Fleabag’s Priest represents a theological understanding of guilt and forgiveness. Given his commitment to the Catholic faith, the Priest suggests that the matter of forgiveness is unambiguous: confess and God will forgive you. However, throughout her encounters with the Priest, Fleabag begs the question: where does forgiveness come from in a world without God? This question is especially pertinent given that Fleabag confesses her dark secrets to the audience in series one, to no relief. It appears that Fleabag is drawn to the Priest and his understanding of guilt in her search for forgiveness, urging herself to understand the Priest’s Christian convictions. However, she and the Priest cannot reconcile their ways of life, and Fleabag cannot find forgiveness in his world.

Throughout the series, Fleabag thinks very little of herself, valuing her worth according to her sex appeal

Fleabag’s relationship with her sister Claire represents a form of forgiveness that, if less straightforward than the Priest’s attitude, has a far more tangible effect on her life. The sisters are estranged at the end of series one, following Fleabag’s revelation that Claire’s chauvinistic husband Martin (Brett Gelman) tried to kiss her. Claire chooses to belief Martin, who denies such an act, stating that Fleabag is untrustworthy given her role in Boo’s death. At the start of series two, the sisters have not spoken for a year. However, as the first episode develops it becomes clear that the sisters have forgiven each other. This forgiveness is not represented conventionally, through an emotional apology, or a grand speech. Instead, the forgiveness is implicit, reflected in their actions throughout the episode: after months of no contact, when the sisters need each other for support and protection, they step up in an instant. Wordlessly communicating, as siblings do, they put aside their differences without a hint of resentment and break their year’s silence, looking out for each other above anything else.
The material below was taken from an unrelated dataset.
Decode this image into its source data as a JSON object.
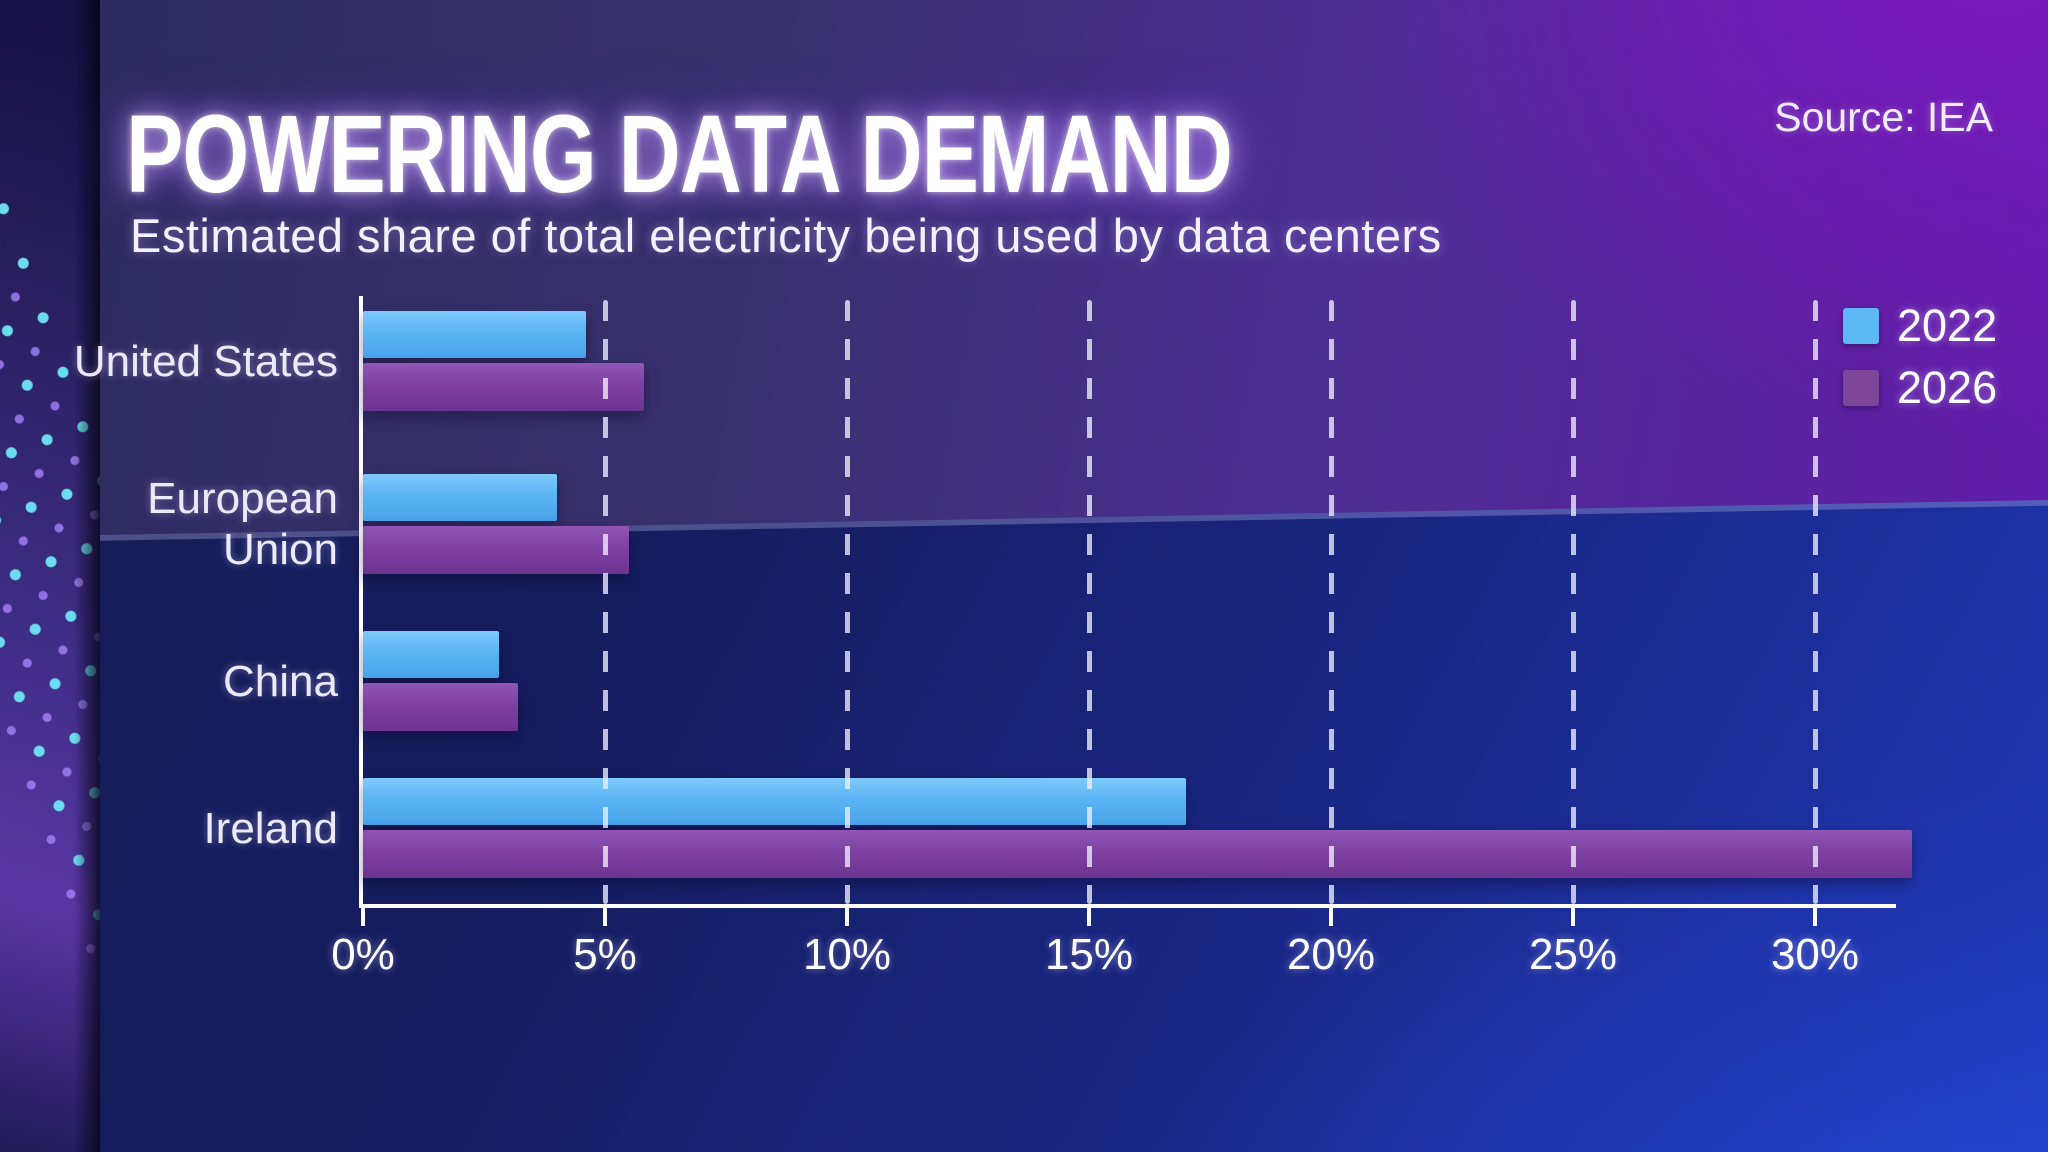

Forgiveness comes easily to the sisters, reflecting their unbreakable alliance as they stand united against the world.

Despite these sources of forgiveness that surround Fleabag, her grief and guilt do not begin to diminish until she moves towards forgiving herself. Throughout the series, Fleabag thinks very little of herself, valuing her worth according to her sex appeal. She pushes away those who look to connect with her, believing that she is not worthy of a meaningful relationship, given how she destroyed her friendship with Boo. However, following her encounters with the Priest who, given his celibacy, helps her understand that she is valuable beyond the world of sex. She begins to look upon herself in a kinder light. It is through mending her relationship with herself that Fleabag is able to mend her relationship with others and create connections that endure. Fleabag moves towards forgiveness by acknowledging her worth, letting herself stand up for those she cares about and accepting the inevitability of mistakes and the permissibility of moving past them: “People make mistakes. That’s why they put rubbers on the ends of pencils,”. Given this portrayal of introspective forgiveness, Fleabag delivers a powerful story about personal growth and self-love.

Waller-Bridge delivers a masterclass in beautiful, concise writing. Fleabag will not waste a second of your time as it encourages you to appreciate how you should love yourself and others. Like the Priest said, “We must choose the right place to put our love.”